En las circunstancias presentes hay que saludar la iniciativa de los dos grandes Estados europeos Francia y Alemania en la histórica reunión conjunta de sus Parlamentos en Versalles, desmarcándose de la coalición contra Irak. La mayoría de los ciudadanos europeos desean que los Gobiernos de la Unión Europea se decidan a favor de las posiciones franco-germanas. Por nuestra parte, son mayoría los españoles que, tras las parvas y difícilmente articuladas explicaciones de la ministra de Exteriores en la Comisión del Congreso de los Diputados, teme que ésta, en sus recientes viajes a Siria y Turquía, haya obrado como una delegada de la Secretaría de Estado buscando el apoyo de estos países para el ataque a Irak. Bush y Powell declaran que España e Italia les apoyan incondicionalmente.

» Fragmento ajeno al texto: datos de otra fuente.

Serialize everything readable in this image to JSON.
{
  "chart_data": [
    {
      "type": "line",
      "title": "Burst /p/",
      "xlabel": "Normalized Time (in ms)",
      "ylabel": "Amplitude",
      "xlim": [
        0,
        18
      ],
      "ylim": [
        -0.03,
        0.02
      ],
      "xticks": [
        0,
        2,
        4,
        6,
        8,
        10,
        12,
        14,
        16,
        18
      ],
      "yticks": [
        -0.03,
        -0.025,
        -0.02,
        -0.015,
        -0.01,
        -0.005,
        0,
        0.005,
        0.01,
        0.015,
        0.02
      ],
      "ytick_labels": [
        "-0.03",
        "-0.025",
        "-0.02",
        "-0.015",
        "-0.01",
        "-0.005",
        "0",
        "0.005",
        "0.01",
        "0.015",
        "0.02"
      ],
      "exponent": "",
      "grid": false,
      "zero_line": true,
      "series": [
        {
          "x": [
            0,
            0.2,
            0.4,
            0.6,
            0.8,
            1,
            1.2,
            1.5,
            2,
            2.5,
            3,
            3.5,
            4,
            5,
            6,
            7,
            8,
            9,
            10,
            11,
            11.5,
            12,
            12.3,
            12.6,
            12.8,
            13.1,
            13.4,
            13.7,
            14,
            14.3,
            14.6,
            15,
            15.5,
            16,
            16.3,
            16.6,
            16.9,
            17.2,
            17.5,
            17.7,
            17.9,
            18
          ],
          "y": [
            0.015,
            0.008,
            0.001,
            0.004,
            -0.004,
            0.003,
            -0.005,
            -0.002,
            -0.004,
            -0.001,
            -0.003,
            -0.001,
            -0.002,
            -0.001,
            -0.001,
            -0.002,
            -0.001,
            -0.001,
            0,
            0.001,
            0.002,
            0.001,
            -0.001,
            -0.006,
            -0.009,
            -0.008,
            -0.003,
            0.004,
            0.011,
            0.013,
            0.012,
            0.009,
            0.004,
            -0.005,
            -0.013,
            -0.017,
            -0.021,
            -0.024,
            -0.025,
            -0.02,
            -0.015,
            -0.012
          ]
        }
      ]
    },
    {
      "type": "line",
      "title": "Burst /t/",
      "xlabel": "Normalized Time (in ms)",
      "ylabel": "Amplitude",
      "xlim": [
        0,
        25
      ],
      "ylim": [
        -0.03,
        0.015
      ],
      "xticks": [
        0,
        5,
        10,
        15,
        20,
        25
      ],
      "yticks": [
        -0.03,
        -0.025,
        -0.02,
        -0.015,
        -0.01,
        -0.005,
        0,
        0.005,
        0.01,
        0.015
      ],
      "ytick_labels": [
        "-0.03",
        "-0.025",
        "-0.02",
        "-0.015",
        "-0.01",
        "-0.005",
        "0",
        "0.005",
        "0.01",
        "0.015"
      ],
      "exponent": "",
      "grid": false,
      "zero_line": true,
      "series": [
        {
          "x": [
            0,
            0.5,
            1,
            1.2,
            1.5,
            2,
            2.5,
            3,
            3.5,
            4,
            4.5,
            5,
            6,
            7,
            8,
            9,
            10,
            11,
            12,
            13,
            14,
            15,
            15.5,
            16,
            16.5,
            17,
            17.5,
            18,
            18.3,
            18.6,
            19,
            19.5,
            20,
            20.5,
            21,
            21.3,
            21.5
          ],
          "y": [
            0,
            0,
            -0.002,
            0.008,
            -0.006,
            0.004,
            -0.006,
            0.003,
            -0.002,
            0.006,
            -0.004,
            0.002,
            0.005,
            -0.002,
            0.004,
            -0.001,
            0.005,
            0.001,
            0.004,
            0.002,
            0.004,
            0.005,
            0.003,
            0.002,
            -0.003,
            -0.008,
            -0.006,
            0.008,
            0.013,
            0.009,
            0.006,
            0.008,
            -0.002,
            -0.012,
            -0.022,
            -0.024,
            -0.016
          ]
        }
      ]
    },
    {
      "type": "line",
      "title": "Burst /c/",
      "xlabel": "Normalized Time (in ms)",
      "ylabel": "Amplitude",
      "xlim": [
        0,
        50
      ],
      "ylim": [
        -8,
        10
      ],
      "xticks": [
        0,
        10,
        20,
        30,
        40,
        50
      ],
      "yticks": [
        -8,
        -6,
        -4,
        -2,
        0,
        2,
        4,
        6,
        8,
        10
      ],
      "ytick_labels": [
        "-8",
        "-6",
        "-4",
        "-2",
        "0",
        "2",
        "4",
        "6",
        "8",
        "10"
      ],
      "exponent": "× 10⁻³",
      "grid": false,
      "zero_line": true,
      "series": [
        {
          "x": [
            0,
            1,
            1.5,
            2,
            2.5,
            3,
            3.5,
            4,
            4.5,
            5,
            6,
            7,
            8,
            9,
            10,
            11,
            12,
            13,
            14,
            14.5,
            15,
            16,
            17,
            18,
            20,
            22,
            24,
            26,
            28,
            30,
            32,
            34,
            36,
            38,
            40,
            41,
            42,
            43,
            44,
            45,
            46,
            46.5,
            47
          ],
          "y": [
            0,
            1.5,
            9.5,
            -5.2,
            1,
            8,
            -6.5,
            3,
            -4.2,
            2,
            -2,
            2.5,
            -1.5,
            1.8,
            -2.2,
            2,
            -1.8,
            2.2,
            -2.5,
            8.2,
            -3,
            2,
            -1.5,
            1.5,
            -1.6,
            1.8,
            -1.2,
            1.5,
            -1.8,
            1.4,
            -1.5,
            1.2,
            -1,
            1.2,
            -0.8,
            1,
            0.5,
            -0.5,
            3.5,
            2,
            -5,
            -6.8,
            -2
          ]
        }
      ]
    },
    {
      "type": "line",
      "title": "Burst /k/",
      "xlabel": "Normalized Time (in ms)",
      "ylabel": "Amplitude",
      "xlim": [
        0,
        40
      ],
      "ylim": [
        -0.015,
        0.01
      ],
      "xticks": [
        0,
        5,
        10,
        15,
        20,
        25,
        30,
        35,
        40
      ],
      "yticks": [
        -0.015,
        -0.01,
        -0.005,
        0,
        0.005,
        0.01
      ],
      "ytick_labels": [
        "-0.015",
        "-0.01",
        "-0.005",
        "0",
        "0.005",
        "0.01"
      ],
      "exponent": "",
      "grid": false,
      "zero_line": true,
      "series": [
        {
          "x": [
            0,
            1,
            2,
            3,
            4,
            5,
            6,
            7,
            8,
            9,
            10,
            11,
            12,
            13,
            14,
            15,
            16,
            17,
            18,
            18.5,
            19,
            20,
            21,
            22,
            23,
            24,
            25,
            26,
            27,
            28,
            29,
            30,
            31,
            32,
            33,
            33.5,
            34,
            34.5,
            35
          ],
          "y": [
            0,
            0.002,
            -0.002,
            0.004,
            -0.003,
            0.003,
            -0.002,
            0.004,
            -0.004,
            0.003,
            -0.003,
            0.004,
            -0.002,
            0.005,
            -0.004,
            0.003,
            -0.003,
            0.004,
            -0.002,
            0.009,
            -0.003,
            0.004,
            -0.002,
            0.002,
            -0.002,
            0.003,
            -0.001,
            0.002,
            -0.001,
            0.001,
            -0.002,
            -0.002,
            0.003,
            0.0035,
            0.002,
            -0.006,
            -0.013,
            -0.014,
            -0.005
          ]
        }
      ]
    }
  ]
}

A todo esto, es inadmisible en un sistema parlamentario que el presidente Aznar haya adquirido compromisos en nombre de España y esté rehuyendo comparecer en el Congreso para informar a los diputados y conocer la posición de los representantes de la soberanía nacional. Hasta Berlusconi comparece ante su Parlamento. España no puede asociarse a una guerra en la que no tenemos nada que ganar y sí mucho que perder, en contra de la voluntad constatada de la mayoría de sus ciudadanos. Sería una violación de la Constitución según la cual somos una Monarquía parlamentaria en la que la soberanía reside en el pueblo.

Sin duda son muy fuertes las presiones de la junta de Bush, que intenta desesperadamente romper el acuerdo entre Francia y Alemania con una propuesta que, de prosperar, vendría a mostrar que la resolución 1441 y el envío de los inspectores a Irak no habría sido más que una mascarada para dar al Pentágono el tiempo necesario a los preparativos del ataque. Viendo tan groseras manipulaciones diplomáticas, a veces sueño que hemos vuelto a los tiempos vergonzosos de Múnich en 1938, pero el papel de Hitler no lo ocupa un actor alemán o austriaco, sino un actor tejano. En tanto que europeo, siento vergüenza al leer las declaraciones ya citadas del ministro de Qatar: "Algunas naciones de la Unión Europea pueden poner algún obstáculo de forma, pero cuando llegue el momento se subirán al tren. Y esto los norteamericanos lo saben". Leyendo esto, no me consuelo devolviendo la pelota al dirigente árabe, con la imputación de que los gobiernos árabes se limitan a "poner sus barbas a remojar". Porque si lo que está diciendo él se confirmase, demostraría que la Unión Europea no es posible más que como un protectorado norteamericano.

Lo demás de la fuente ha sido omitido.